I'm walking the mile, but mine's not green, it's brown sprinkled with blue and ochre panels. On the end of my mile there also stands a chair but it is not designed for physical execution, it's a normal office chair in which my student-self will be killed in a few moments.
The professor in the chair opposite of me starts talking, but after the first few sentences my mind trails of. The first line from the Doors' song "The End" starts wandering around my head and i think: "This must be how it feels like to die in a calm mood." Removed from oneself and somehow absent, a little bit relieved even. At what seem to be the right spots i nod or say "Mhm", "Yes" and "I understand.", even if i don't.
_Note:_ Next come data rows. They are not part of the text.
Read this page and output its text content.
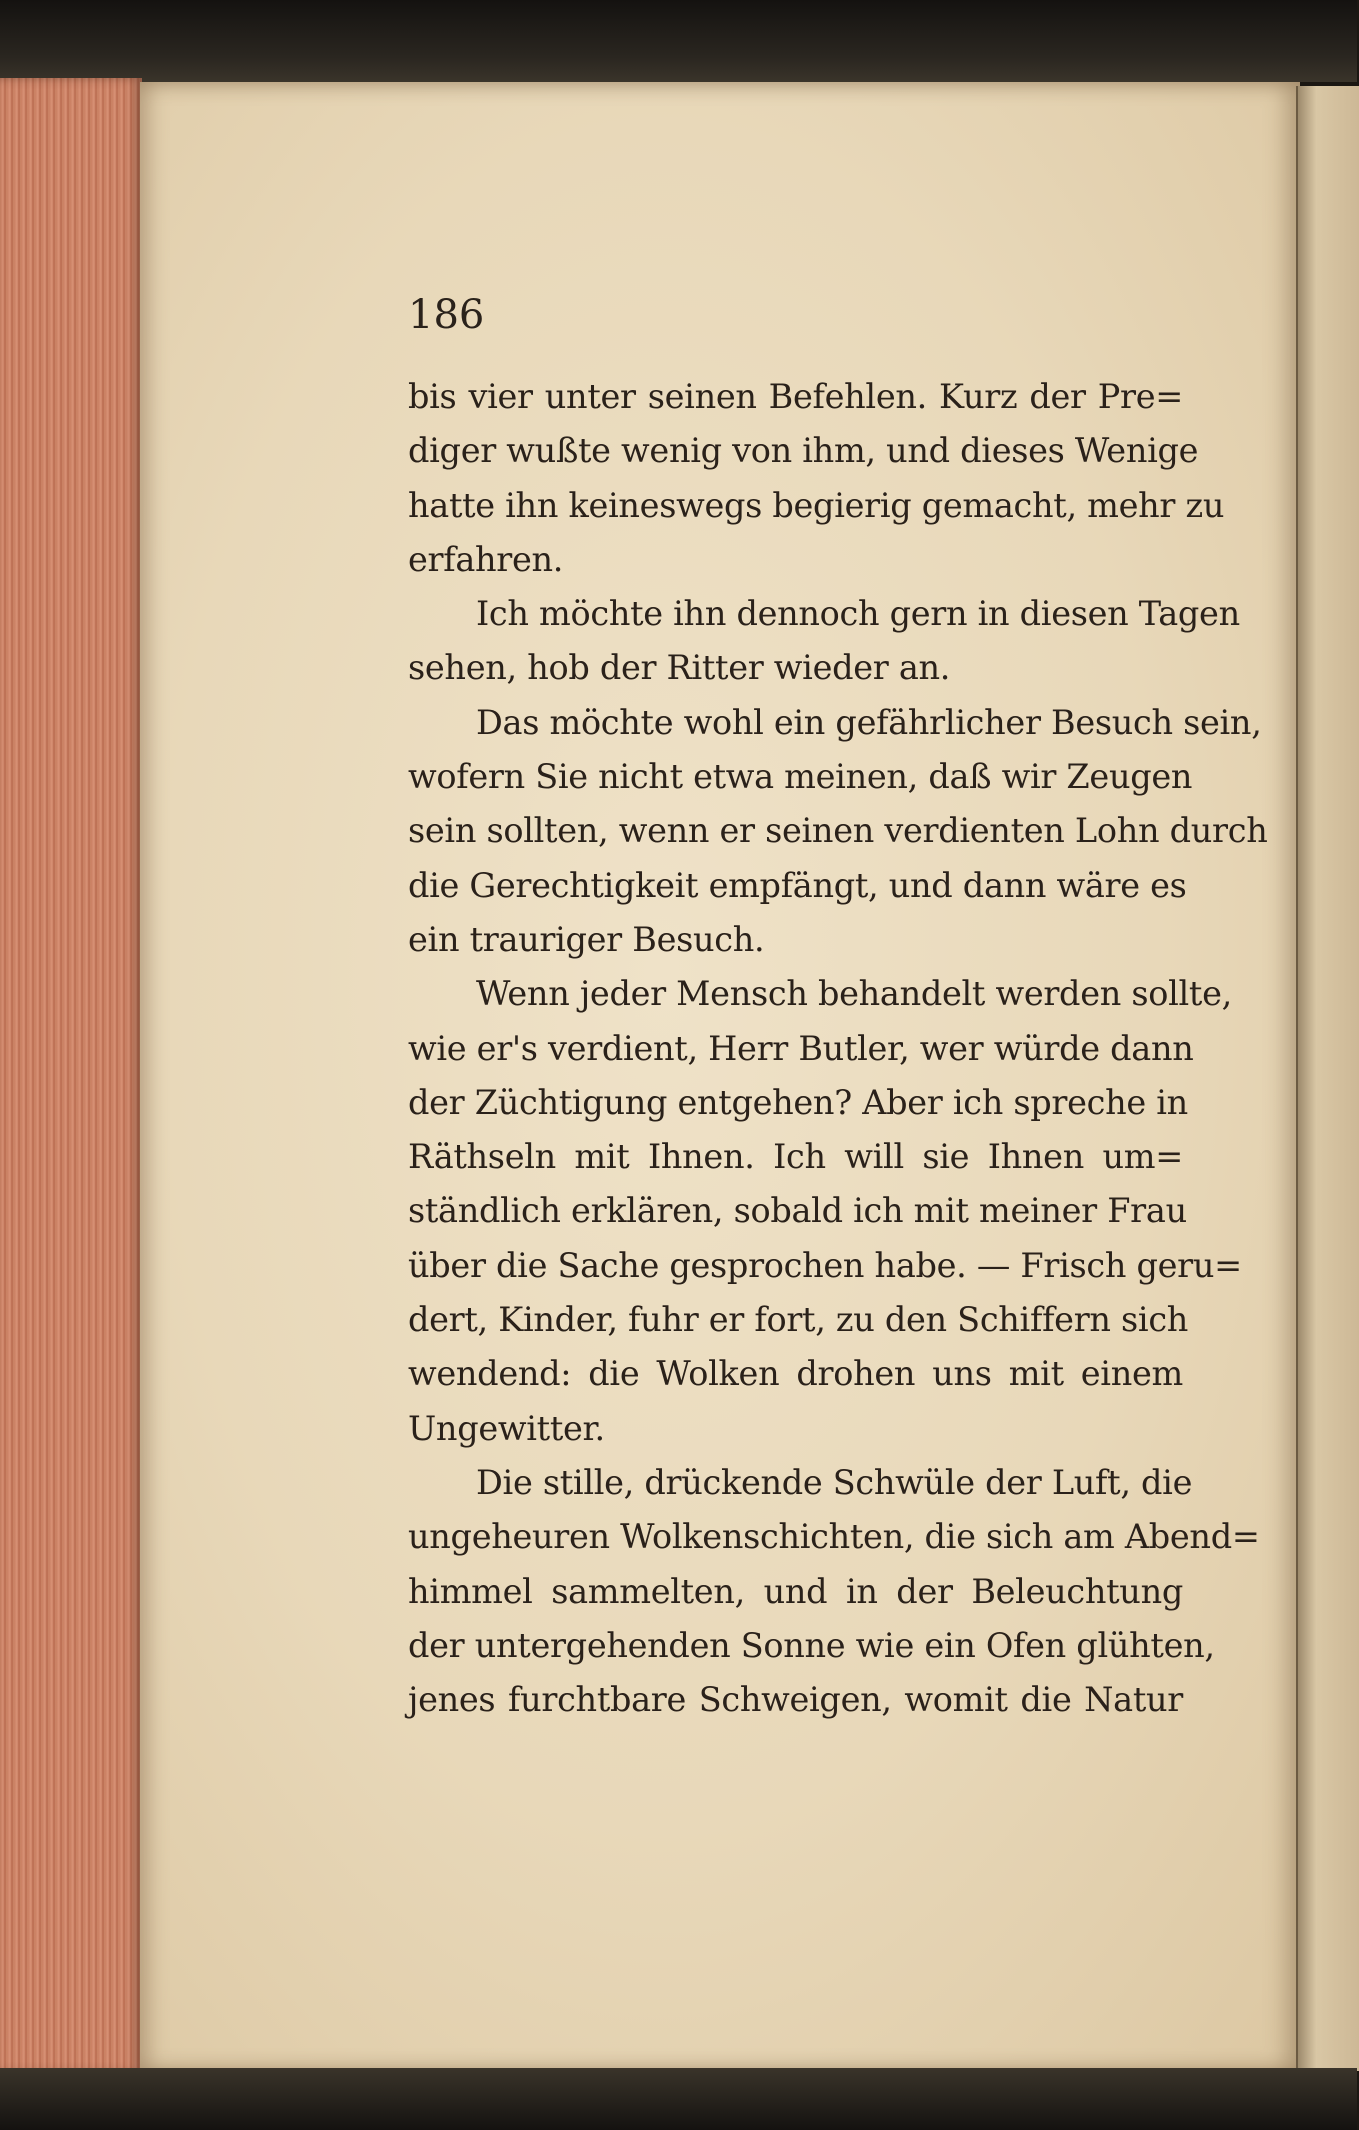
186
bis vier unter seinen Befehlen. Kurz der Pre=
diger wußte wenig von ihm, und dieses Wenige
hatte ihn keineswegs begierig gemacht, mehr zu
erfahren.
Ich möchte ihn dennoch gern in diesen Tagen
sehen, hob der Ritter wieder an.
Das möchte wohl ein gefährlicher Besuch sein,
wofern Sie nicht etwa meinen, daß wir Zeugen
sein sollten, wenn er seinen verdienten Lohn durch
die Gerechtigkeit empfängt, und dann wäre es
ein trauriger Besuch.
Wenn jeder Mensch behandelt werden sollte,
wie er's verdient, Herr Butler, wer würde dann
der Züchtigung entgehen? Aber ich spreche in
Räthseln mit Ihnen. Ich will sie Ihnen um=
ständlich erklären, sobald ich mit meiner Frau
über die Sache gesprochen habe. — Frisch geru=
dert, Kinder, fuhr er fort, zu den Schiffern sich
wendend: die Wolken drohen uns mit einem
Ungewitter.
Die stille, drückende Schwüle der Luft, die
ungeheuren Wolkenschichten, die sich am Abend=
himmel sammelten, und in der Beleuchtung
der untergehenden Sonne wie ein Ofen glühten,
jenes furchtbare Schweigen, womit die Natur
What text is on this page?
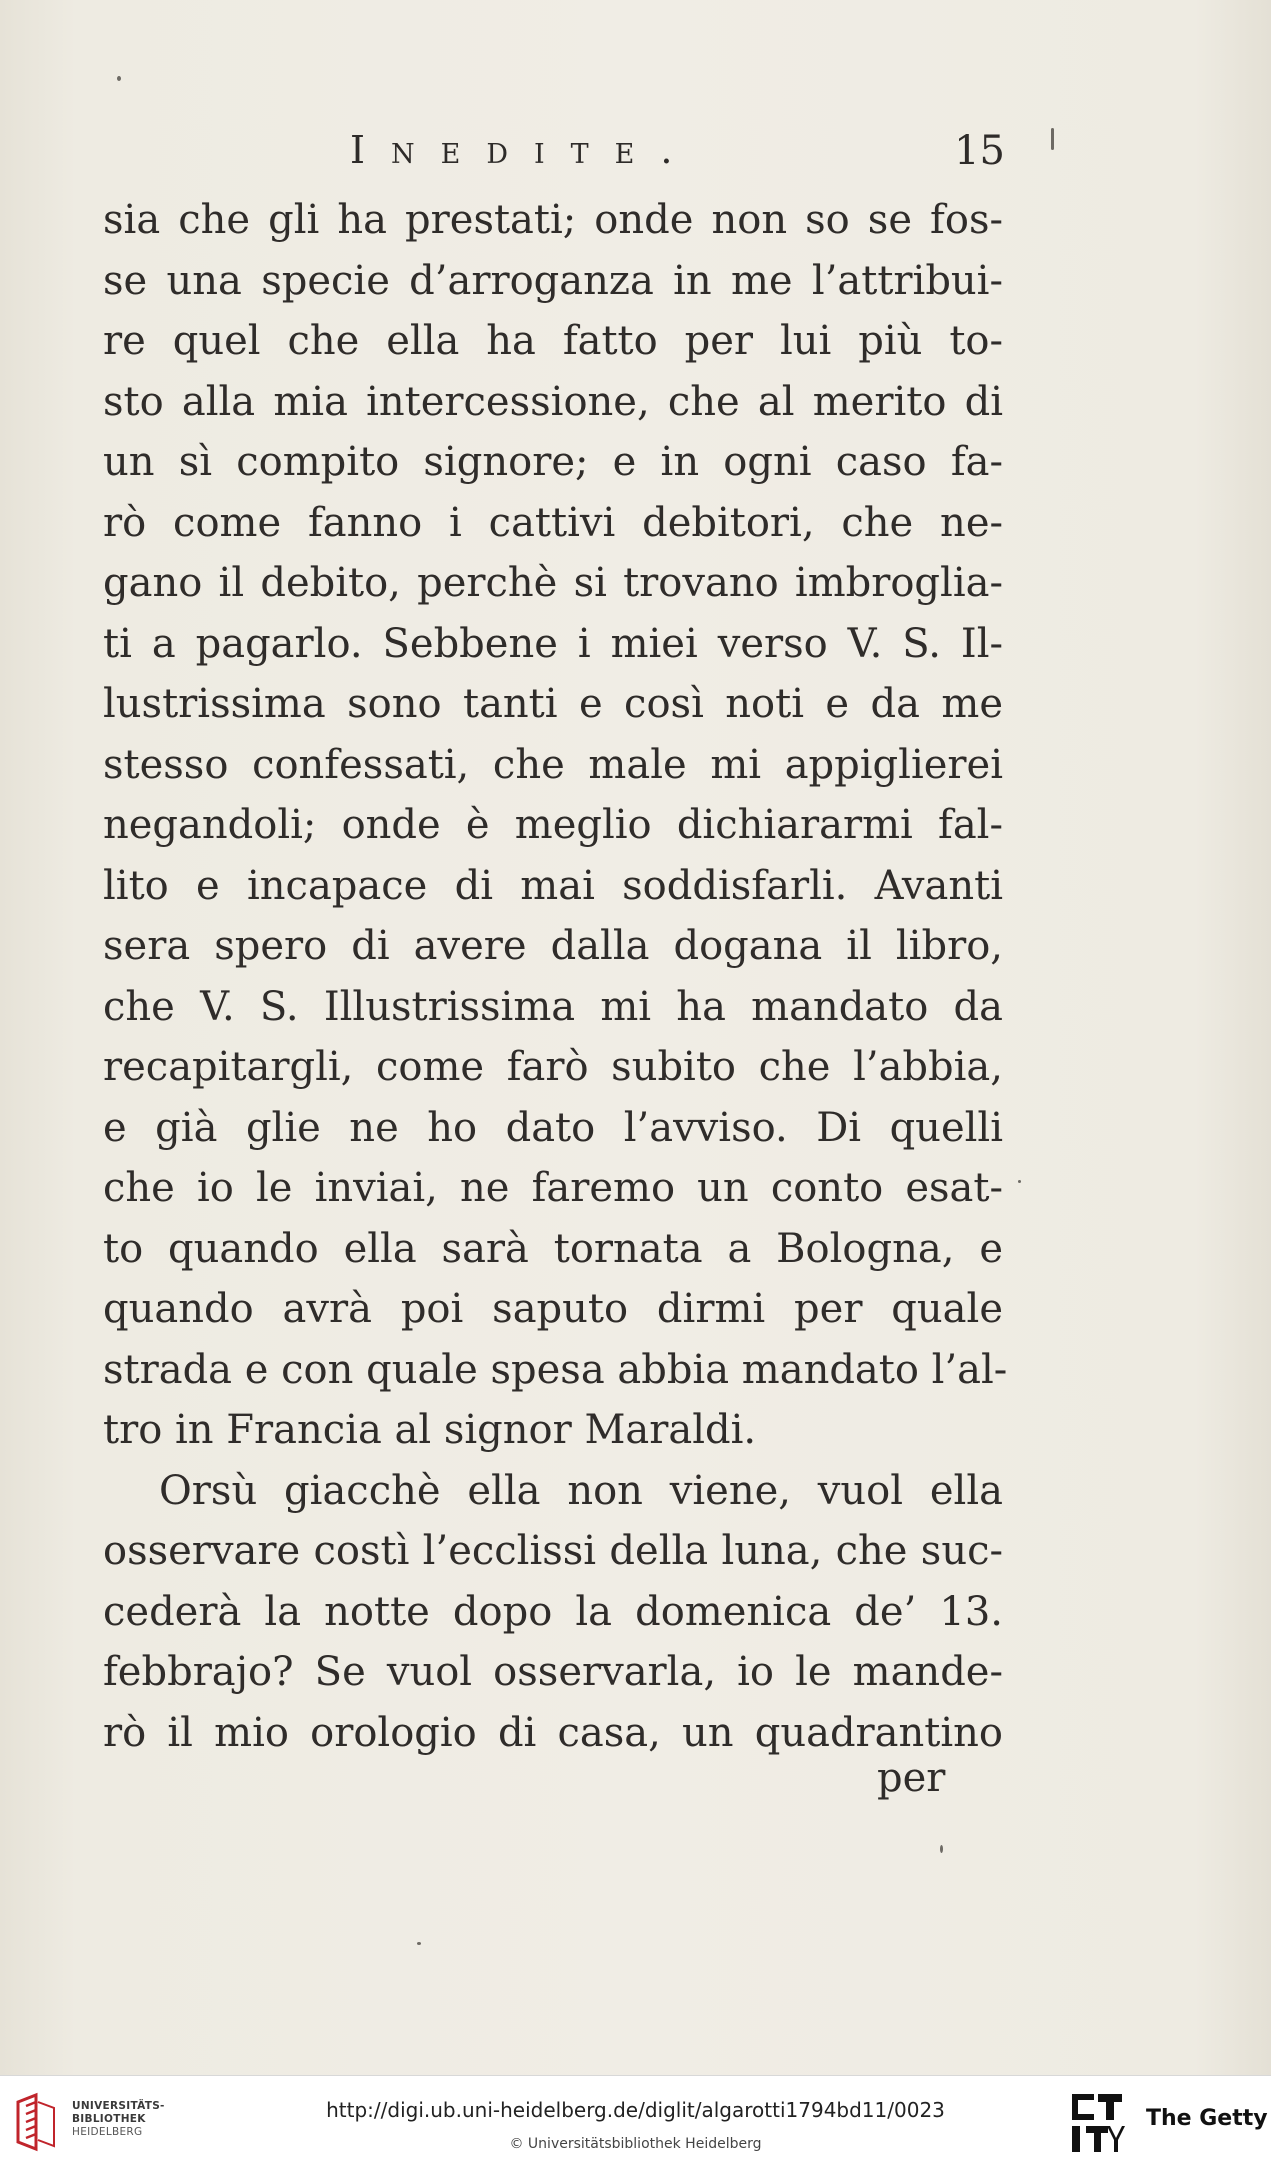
Inedite.	15
sia che gli ha prestati; onde non so se fos-
se una specie d’arroganza in me l’attribui-
re quel che ella ha fatto per lui più to-
sto alla mia intercessione, che al merito di
un sì compito signore; e in ogni caso fa-
rò come fanno i cattivi debitori, che ne-
gano il debito, perchè si trovano imbroglia-
ti a pagarlo. Sebbene i miei verso V. S. Il-
lustrissima sono tanti e così noti e da me
stesso confessati, che male mi appiglierei
negandoli; onde è meglio dichiararmi fal-
lito e incapace di mai soddisfarli. Avanti
sera spero di avere dalla dogana il libro,
che V. S. Illustrissima mi ha mandato da
recapitargli, come farò subito che l’abbia,
e già glie ne ho dato l’avviso. Di quelli
che io le inviai, ne faremo un conto esat-
to quando ella sarà tornata a Bologna, e
quando avrà poi saputo dirmi per quale
strada e con quale spesa abbia mandato l’al-
tro in Francia al signor Maraldi.
Orsù giacchè ella non viene, vuol ella
osservare costì l’ecclissi della luna, che suc-
cederà la notte dopo la domenica de’ 13.
febbrajo? Se vuol osservarla, io le mande-
rò il mio orologio di casa, un quadrantino
per
UNIVERSITÄTS-
BIBLIOTHEK
HEIDELBERG
http://digi.ub.uni-heidelberg.de/diglit/algarotti1794bd11/0023
© Universitätsbibliothek Heidelberg
The Getty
At the end of our "conversation", i shake the profs hand, turn around and start walking the mile back up, leaving behind the corpse of my student-self to be deposed of by some bureaucrat.
I'm not quite sure what i should do now. While getting angry or crying at first seem like viable options i decide against them in favour of walking around aimlessly. Revolving in my mind the question "What now?" seems to get bigger and bigger.
There is no plan B.
Eventually after an hour or so "The End" is replaced by "These boots are made for walkin' ". I'm still not sure, what i'll do, but i know i'll be able to move on. While i'm beginning to recover, a question pops into my head: "Why is it that you, a man born in the 1980s and not interested in music until the early years of the new millenium, come up with two songs of the mid-1960s?" and Bram Stokers true laughter pays me a visit.
I'm not fine, but nothing is forever and so - hopefully - i'll find my place.